Understanding molecular diversity is a cornerstone of biomedical research and diagnostics. However, existing analytical tools often fall short when it comes to distinguishing subtle variations in the structure or composition of biomolecules, such as proteins. In a groundbreaking development, researchers at the University of Tokyo have unveiled a novel analytical approach that addresses this challenge. This method, known as voltage-matrix nanopore profiling, leverages multivoltage solid-state nanopore recordings combined with machine learning to accurately classify proteins in complex mixtures based on their intrinsic electrical signatures.
The study, published in the journal Chemical Science, demonstrates the potential of this new framework to identify and classify “molecular individuality” without the need for labels or modifications. This advancement promises to lay the groundwork for more sophisticated applications of molecular analysis across various fields, including disease diagnosis.
Revolutionizing Protein Analysis with Nanopores
Solid-state nanopores are minuscule tunnels through which a protein or other molecule can pass, driven by an ionic current. By applying voltage during this process, the signals generated as molecules traverse the nanopores can be used to identify them. While nanopore technologies have significantly advanced DNA and RNA analysis, their application to proteins has been limited due to the complex structures of proteins and the variability in signal behavior.
The University of Tokyo team’s innovative approach systematically varies voltage conditions to capture both stable and voltage-dependent signal patterns. By organizing these features into a voltage matrix, a machine learning model can distinguish proteins even within mixtures, extending the use of nanopore measurements beyond sequencing to general molecular profiling.
Expert Insights on the New Approach
Professor Sotaro Uemura from the Department of Biological Sciences at the University of Tokyo explained the significance of the research:
“Identifying and classifying proteins within complex biological mixtures is difficult. Traditional methods like enzyme-linked immunosorbent assay (ELISA) or mass spectrometry often struggle to resolve subtle structural differences or dynamic states, especially without labeling.”
He added,
“Solid-state nanopores provide a promising solution, but previous approaches were limited by their reliance on single-voltage measurements. Our work set out to overcome these limitations.”
Practical Applications and Future Prospects
To illustrate the concept, the researchers analyzed mixtures containing two cancer-related protein biomarkers: carcinoembryonic antigen (CEA) and cancer antigen 15-3 (CA15-3). By constructing a voltage matrix from signals recorded under six different voltage conditions, they identified distinct response patterns characteristic of each protein. The approach also detected shifts in molecular populations when an aptamer, a short synthetic DNA segment, was bound to CEA.
Further demonstrating the practicality of their approach, the researchers applied the voltage-matrix framework to mouse serum samples.
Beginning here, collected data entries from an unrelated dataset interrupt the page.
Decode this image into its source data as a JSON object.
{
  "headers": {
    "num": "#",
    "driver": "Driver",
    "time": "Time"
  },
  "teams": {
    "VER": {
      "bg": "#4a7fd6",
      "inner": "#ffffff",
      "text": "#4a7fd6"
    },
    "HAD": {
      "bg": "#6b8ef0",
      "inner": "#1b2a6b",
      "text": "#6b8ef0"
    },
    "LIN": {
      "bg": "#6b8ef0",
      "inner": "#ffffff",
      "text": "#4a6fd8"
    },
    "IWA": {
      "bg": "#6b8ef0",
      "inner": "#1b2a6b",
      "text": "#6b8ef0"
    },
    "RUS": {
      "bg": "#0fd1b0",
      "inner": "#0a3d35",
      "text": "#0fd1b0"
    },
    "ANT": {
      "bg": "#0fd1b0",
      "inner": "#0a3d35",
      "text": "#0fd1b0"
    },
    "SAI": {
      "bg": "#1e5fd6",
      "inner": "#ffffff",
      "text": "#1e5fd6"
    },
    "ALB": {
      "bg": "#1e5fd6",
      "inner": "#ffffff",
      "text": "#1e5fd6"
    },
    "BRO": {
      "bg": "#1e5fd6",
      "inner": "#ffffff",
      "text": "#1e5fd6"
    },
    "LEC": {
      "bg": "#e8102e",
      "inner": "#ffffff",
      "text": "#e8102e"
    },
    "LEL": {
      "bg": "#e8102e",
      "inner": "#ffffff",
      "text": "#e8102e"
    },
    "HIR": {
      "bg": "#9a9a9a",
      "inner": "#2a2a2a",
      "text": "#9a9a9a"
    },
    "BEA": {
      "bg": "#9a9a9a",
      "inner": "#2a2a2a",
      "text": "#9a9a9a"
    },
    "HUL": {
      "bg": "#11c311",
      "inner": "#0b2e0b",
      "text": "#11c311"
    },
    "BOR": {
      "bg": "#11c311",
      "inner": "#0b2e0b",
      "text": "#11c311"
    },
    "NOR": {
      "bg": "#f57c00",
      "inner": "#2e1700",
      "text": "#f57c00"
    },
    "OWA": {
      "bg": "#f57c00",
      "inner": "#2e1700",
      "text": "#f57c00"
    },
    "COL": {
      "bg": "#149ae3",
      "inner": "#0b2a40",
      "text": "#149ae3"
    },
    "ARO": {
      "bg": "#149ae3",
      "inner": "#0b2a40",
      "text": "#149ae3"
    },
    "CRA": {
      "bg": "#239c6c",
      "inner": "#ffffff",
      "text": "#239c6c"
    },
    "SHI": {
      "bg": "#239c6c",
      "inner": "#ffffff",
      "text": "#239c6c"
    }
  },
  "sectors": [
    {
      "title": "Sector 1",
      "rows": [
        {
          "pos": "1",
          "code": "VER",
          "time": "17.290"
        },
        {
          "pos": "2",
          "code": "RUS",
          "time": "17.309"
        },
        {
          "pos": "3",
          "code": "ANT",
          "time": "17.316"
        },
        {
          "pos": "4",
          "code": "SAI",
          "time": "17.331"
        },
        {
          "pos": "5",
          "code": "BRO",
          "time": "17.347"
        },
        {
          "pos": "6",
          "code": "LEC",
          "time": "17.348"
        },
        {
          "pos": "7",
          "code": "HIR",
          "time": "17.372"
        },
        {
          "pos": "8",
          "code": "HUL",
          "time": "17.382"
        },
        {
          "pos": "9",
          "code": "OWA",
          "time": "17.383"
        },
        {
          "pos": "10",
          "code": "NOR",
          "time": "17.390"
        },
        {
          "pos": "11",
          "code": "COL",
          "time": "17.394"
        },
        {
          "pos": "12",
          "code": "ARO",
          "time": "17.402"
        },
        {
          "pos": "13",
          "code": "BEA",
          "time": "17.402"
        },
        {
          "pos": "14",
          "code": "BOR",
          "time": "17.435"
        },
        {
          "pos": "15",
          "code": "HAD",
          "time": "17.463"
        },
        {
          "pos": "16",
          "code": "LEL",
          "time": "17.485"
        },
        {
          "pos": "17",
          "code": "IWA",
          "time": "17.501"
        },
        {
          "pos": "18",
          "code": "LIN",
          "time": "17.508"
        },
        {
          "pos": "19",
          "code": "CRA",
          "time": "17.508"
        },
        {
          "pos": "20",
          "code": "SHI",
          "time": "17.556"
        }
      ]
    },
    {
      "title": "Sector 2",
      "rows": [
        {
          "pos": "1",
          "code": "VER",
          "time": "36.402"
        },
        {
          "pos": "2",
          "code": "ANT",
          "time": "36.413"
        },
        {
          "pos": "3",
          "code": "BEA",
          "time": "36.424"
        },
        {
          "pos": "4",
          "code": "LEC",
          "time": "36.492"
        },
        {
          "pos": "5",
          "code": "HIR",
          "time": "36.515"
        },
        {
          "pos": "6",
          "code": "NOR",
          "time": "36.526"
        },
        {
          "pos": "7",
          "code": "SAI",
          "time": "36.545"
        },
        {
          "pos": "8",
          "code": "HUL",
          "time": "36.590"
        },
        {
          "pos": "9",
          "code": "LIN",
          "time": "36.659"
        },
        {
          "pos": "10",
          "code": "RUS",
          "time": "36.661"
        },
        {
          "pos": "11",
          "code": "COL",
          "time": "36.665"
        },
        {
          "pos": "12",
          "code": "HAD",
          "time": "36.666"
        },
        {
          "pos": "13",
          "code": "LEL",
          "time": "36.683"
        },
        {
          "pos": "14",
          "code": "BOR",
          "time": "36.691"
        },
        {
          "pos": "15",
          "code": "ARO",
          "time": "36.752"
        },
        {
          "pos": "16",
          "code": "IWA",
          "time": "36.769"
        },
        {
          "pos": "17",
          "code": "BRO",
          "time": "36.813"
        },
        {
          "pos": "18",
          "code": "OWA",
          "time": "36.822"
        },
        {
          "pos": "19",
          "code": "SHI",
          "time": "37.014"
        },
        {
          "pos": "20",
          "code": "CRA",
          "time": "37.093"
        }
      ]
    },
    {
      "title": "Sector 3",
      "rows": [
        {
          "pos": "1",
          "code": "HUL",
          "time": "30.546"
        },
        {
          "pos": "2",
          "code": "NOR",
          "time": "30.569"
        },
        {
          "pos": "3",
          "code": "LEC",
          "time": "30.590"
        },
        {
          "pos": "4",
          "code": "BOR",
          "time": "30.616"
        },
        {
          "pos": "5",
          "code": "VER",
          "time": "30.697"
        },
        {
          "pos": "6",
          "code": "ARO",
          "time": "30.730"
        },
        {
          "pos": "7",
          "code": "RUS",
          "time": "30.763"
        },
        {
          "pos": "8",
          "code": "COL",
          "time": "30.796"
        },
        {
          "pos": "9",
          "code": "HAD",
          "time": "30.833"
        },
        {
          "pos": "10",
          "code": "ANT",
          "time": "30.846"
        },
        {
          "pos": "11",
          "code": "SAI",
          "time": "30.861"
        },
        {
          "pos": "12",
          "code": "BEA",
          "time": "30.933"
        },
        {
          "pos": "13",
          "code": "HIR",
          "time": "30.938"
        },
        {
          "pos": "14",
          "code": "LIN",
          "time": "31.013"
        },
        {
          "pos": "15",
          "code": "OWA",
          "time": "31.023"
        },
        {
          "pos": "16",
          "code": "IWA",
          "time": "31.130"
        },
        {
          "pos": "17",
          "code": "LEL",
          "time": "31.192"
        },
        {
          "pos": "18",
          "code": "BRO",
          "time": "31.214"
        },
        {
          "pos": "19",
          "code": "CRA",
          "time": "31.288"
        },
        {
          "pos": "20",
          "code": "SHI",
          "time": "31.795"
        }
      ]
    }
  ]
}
By comparing sera that had or had not undergone centrifugation and analyzing them under multiple voltage conditions, they found that the two types of samples could be clearly distinguished within the voltage matrix. This result indicates the method’s potential to detect and classify subtle compositional differences in complex, biologically derived samples, supporting its applicability to real-world bioanalytical and diagnostic contexts.
Looking Ahead: Expanding the Framework
Professor Uemura highlighted the broader implications of their work:
“By systematically varying voltage conditions and applying machine learning, we can create a voltage matrix that reveals both robust, voltage-independent molecular features and voltage-sensitive structural changes. Our study is not simply about improving detection sensitivity — it establishes a new way to represent and classify molecular signals across voltages, allowing us to visualize molecular individuality and estimate compositions within mixtures.”
Looking to the future, the research team plans to extend the framework to human serum or saliva samples and develop a parallelized nanopore system capable of performing multiple tasks simultaneously for real-time molecular profiling. This foundation could ultimately support applications ranging from biomedical diagnostics to monitoring environmental changes.
This development follows a growing trend in the integration of machine learning with molecular analysis, promising to enhance the precision and scope of diagnostic tools. As the technology matures, it could revolutionize how we approach complex biological systems, offering new insights and capabilities in the fight against diseases and in the understanding of molecular diversity.